Sie fragen sich vielleicht, ob Ihr Kind verwirrt wird, wenn zu Hause oder in der Umgebung (z. B. im Kindergarten/in der Kita oder in der Schule) mehr als eine Sprache gesprochen wird. Vielleicht sind Sie besorgt, wenn Ihr Kind regelmäßig zwischen Sprachen wechselt. Sie denken vielleicht, dass Ihr Kind die Sprachen nicht auseinanderhalten kann. Sie machen sich vielleicht Sorgen, ob mehr als eine Sprache bei der Einschulung zum Problem werden könnte. Vielleicht denken Sie sogar, dass Mehrsprachigkeit von klein auf bestimmte Nachteile für die Entwicklung Ihres Kindes mit sich bringt.
Wir wollen erklären, warum der Erwerb von mehr als einer Sprache und der regelmäßige Wechsel zwischen den Sprachen in der Regel kein Problem darstellt, wenn Kinder und Erwachsene mit jemandem kommunizieren, der die gleichen Sprachen spricht wie sie. Darüber hinaus wollen wir einige Mythen über Zwei-/Mehrsprachigkeit ansprechen und den aktuellen Stand der Forschung vorstellen, der diese Mythen bestätigt oder widerlegt. Außerdem werden wir einige Aktivitäten zum Umgang mit dem typischen Phänomen des Sprachwechsels (dem sogenannten Code-Switching) anbieten.
Was geschieht im Gehirn, wenn...?
Die Sprachentwicklung ist ein komplexer Prozess. Wenn wir eine Sprache erwerben, reserviert unser Gehirn Platz für alle Teile dieses sich entwickelnden Sprachsystems. In diesem Raum befindet sich ein ständig wachsendes Netz von Zellen, die aktiviert werden, wenn eine Kommunikation stattfinden soll. Dieses Netzwerk von Zellen transportiert und verbindet Informationseinheiten, die mit dem Sprachverständnis und der Sprachproduktion verbunden sind.

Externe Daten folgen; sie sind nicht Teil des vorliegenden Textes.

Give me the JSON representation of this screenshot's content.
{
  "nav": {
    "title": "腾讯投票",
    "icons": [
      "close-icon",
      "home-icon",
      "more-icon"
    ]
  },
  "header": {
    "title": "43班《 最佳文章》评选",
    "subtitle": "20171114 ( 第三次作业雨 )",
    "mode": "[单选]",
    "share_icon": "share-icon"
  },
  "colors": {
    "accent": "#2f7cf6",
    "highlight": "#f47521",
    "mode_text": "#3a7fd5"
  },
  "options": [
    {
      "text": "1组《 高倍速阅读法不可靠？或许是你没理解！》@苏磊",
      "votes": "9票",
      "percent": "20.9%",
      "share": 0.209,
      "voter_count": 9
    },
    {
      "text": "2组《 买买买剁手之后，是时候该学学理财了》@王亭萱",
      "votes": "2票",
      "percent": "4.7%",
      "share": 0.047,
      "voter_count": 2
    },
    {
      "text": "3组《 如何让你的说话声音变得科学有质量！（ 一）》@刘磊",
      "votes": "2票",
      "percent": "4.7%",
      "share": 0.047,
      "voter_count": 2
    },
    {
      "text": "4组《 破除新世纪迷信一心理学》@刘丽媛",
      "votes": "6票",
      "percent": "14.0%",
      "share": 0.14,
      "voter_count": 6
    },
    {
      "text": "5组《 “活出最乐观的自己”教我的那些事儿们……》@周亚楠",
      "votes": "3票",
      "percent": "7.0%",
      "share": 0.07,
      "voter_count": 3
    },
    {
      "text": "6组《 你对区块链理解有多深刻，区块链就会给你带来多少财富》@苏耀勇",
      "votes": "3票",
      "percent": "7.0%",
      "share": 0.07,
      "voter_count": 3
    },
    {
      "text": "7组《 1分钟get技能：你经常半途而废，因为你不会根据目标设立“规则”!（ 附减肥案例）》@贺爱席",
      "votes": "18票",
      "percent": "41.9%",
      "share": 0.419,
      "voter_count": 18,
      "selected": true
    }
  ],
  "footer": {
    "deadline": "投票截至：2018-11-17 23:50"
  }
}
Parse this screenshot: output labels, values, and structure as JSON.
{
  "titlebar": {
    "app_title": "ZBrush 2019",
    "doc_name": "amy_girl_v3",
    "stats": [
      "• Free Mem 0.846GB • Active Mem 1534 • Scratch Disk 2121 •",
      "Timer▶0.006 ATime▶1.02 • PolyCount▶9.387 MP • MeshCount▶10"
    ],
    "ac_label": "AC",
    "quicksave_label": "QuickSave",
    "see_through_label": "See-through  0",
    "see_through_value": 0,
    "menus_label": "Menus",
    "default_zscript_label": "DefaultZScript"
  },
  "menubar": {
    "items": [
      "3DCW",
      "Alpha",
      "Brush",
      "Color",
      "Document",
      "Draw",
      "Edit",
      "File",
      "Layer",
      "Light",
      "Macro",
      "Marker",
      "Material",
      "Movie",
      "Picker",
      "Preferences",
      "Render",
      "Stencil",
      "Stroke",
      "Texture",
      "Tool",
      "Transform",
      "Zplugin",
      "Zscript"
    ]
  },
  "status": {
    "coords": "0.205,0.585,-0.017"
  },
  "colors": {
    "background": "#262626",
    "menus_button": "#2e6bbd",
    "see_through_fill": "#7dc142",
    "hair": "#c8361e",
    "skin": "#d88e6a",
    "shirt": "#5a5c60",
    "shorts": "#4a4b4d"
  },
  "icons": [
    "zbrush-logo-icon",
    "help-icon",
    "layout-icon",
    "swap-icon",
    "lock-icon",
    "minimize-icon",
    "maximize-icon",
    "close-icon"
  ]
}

Wenn ein Kind mehr als eine Sprache erwirbt/erlernt, baut das Gehirn zusätzliche Verbindungen zwischen den verschiedenen Sprachen auf. Sie werden alle aktiviert, wenn wir kommunizieren wollen. Unser Gehirn entscheidet dann schnell, welche Sprache in welchem Kontext und mit wem mehr Sinn macht. Normalerweise müssen wir nicht einmal darüber nachdenken.
Wenn wir wissen, dass die Person, mit der wir kommunizieren wollen, dieselben Sprachen spricht wie wir, muss sich unser Gehirn nicht nur auf eine Sprache konzentrieren. In diesem Fall bietet das Gehirn sofortigen Zugang zu allen Kenntnissen und Fähigkeiten in allen Sprachen, die wir in einem alltäglichen Gespräch verwenden können (auch sprachliches Repertoire genannt). Folglich können wir einen größeren Teil des Wortschatzes oder der Grammatik verwenden. Es hilft, die Sprache zu wählen, die am besten geeignet ist, um etwas genau und mit mehr bedeutungsvollen Details zu beschreiben. Darüber hinaus kann der Zugang zu einigen Wörtern und Ausdrücken in einer Sprache schneller erfolgen als in einer anderen, und wir können die Sprache verwenden, die uns zuerst einfällt, ohne Angst haben zu müssen, nicht verstanden zu werden.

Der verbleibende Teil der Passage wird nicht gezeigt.